As for the dungeon crawling, so far it feels well-balanced and has a good pace. There are four floors in each stratum this time around with warp points at each stratum's entrance. Between the shortcuts in the maze and the smaller number of floors between warps, you don't feel like you're wasting too much time running back through sections you've already explored, which allows progress to be made each time the labyrinth is entered. New to the map is an autopilot function where you can set a path for your party, tap the autopilot button, and the game will walk you along the path automatically. You still have to fight battles and whatnot, but it's a smart addition that makes running through old areas quicker and less tedious.

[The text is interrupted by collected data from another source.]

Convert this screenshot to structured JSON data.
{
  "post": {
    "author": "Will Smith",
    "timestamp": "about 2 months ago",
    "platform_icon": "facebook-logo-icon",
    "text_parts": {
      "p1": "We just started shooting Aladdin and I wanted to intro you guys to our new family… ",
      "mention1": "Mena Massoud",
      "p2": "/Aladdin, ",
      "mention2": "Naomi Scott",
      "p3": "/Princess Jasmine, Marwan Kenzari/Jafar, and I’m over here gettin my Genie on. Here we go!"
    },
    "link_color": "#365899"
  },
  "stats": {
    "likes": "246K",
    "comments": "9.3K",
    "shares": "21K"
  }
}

I've cleared the first two strata already, and discovered some new, intriguing additions that make themselves known after that point. Characters can be assigned one subclass, enabling them to put points in any skill of another class. You can subclass your healer as a defender, giving him access to Shield Mastery and anti-element skills. You can subclass someone as a Farmer so you have access to scavenging skills without having to keep a Farmer in your party all the time. In short, it allows you, the player, to mix and match classes as you want whereas EO2 did it for you. Also noteworthy is EO3's plot, which is already much more interesting than EO1 or EO2. Right now there are two "good" factions and one "evil" faction in the world, and the story seems to be building up to allowing the player to align with one of them. The text and storytelling is minimal, but the setting and characters have so much mystery and intrigue that I want to know what happens next, which is more than I can say for the stories in the first two games.